In [1]:
# --- Core Libraries ---
import os
import random
import json
import pandas as pd
import numpy as np
import torch
import time
from tqdm import tqdm
import re

# --- Hugging Face: Dataset, Tokenizer, Model ---
from datasets import load_dataset, DatasetDict, Dataset
from transformers import (
    AutoTokenizer, 
    AutoModelForCausalLM, 
    TrainingArguments, 
    Trainer, 
    DataCollatorForLanguageModeling,
    BitsAndBytesConfig,
    pipeline
)

# --- LoRA & Parameter-Efficient Tuning ---
from peft import LoraConfig, get_peft_model, TaskType

# --- W&B Experiment Tracking ---
import wandb

# --- SQL Evaluation ---
import sqlite3
import sqlparse
from tabulate import tabulate
import evaluate  # for BLEU, ROUGE
import nltk
nltk.download('wordnet')
nltk.download('punkt')

[nltk_data] Downloading package wordnet to
[nltk_data]     C:\Users\sidpk\AppData\Roaming\nltk_data...
[nltk_data]   Package wordnet is already up-to-date!
[nltk_data] Downloading package punkt to
[nltk_data]     C:\Users\sidpk\AppData\Roaming\nltk_data...
[nltk_data]   Package punkt is already up-to-date!


True

In [2]:
os.environ["WANDB_NOTEBOOK_NAME"] = "text2sql_finetune_and_eval.ipynb"

In [3]:
torch.cuda.empty_cache()

print("PyTorch version:", torch.__version__)
print("CUDA available:", torch.cuda.is_available())
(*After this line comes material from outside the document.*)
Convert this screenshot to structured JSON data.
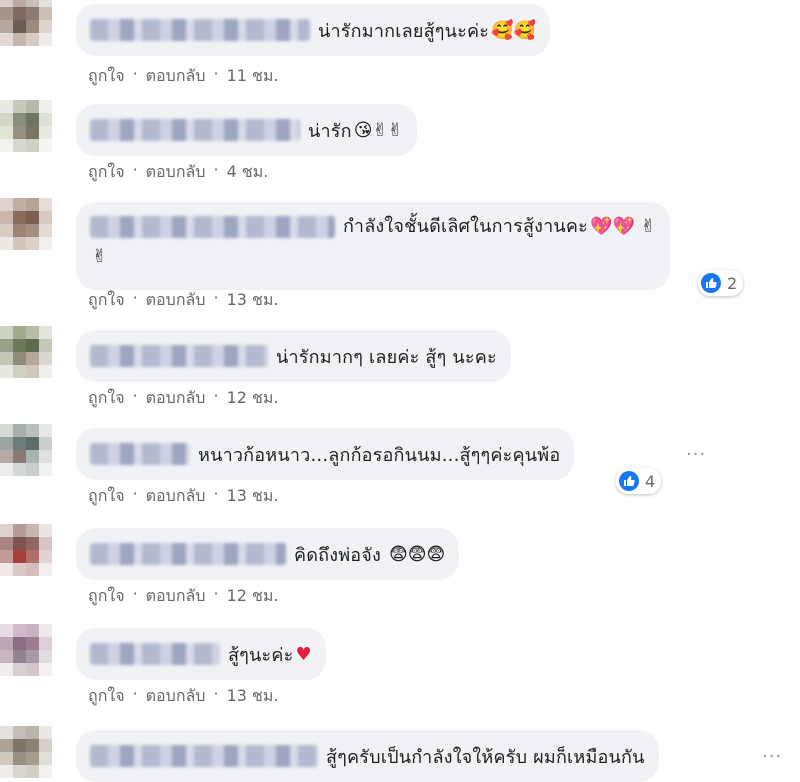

if torch.cuda.is_available():
    print("Using GPU:", torch.cuda.get_device_name(0))
else:
    print("GPU not detected — will fall back to CPU.")

PyTorch version: 2.5.1+cu121
CUDA available: True
Using GPU: NVIDIA GeForce RTX 4050 Laptop GPU


In [4]:
# Load dataset
dataset = load_dataset("Clinton/Text-to-SQL-v1")
shuffled_dataset = dataset.shuffle(seed=42)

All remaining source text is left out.